As in all other publications in the field of sinonasal carcinoma, we battle with the limitation of a small retrospective patient cohort and various histologies. A rare tumor entity with small subgroup numbers is a drawback for clear therapy recommendations, especially when attempting to assess the impact of pre-therapeutic GTV on the five-year composite OS while having to consider different histologies. Consequently, statistics are limited, and results should be interpreted with caution.

5. Conclusions

The pre-therapeutic GTV is a prognostic factor for composite OS in patients with sinonasal tumors. It influences the outcome after all treatment strategies.

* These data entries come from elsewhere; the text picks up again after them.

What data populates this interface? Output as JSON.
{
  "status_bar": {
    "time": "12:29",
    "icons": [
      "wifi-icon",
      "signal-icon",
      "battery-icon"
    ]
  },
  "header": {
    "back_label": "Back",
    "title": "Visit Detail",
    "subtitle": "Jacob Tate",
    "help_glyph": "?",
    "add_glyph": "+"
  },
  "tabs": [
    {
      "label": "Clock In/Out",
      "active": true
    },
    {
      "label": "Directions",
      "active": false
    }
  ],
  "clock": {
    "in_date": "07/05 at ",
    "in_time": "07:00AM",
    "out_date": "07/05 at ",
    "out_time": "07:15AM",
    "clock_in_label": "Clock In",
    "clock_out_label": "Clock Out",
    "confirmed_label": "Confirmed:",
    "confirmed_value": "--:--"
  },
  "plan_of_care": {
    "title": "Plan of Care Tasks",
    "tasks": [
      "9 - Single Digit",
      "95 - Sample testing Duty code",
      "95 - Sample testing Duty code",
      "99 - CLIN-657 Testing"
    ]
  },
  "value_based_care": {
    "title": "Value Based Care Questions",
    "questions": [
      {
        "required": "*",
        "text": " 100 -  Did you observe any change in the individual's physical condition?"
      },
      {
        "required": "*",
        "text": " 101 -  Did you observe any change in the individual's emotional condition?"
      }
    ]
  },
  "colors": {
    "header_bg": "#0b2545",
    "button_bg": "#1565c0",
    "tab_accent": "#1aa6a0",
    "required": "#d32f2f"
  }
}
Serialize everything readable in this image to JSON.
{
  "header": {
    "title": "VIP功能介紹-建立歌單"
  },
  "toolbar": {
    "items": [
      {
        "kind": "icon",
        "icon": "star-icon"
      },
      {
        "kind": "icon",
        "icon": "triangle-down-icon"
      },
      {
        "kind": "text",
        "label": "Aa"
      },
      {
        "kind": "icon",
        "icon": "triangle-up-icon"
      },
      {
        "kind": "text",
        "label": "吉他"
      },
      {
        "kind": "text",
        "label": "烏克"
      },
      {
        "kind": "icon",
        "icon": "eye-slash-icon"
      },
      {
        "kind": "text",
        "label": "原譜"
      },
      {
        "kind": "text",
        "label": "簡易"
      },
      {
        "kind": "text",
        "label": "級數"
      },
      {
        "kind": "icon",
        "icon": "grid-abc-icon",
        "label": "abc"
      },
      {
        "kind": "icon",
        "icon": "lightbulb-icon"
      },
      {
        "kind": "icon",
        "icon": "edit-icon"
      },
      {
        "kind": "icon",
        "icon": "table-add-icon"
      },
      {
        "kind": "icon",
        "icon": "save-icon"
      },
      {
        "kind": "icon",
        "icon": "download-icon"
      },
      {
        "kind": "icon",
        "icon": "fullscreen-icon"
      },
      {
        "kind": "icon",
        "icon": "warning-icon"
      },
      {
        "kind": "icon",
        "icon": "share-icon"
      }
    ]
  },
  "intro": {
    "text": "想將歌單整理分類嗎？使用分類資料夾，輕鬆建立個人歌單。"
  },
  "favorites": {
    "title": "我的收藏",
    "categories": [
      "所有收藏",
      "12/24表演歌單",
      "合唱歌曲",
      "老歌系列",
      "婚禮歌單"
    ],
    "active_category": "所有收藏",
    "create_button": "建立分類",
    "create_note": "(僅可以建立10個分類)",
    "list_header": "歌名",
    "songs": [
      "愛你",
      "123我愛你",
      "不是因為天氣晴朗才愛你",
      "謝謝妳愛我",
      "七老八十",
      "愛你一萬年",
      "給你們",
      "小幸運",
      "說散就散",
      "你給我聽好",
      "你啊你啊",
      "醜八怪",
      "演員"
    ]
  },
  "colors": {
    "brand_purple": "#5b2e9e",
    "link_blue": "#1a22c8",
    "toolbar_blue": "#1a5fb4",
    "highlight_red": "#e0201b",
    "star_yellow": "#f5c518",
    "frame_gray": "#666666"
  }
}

Small sinonasal tumors should be removed and treated adjuvantly by RT to achieve the best composite OS. Patients with larger tumor volumes do not benefit from surgery combined with RT. In these particular cases, an intensive, multidisciplinary discussion is necessary to obtain the best treatment option for the patient and to thereafter communicate these facts honestly with the patient in the process of shared decision-making. Against the background of the presented results omitting extensive traumatic surgery, radiooncological treatment alone is a good alternative to retain the quality of life by the comparable outcome.

The simultaneous integrated boost (SIB) technique seems to improve OS but failed to reach statistical significance over SEQ while yielding better OAR sparing.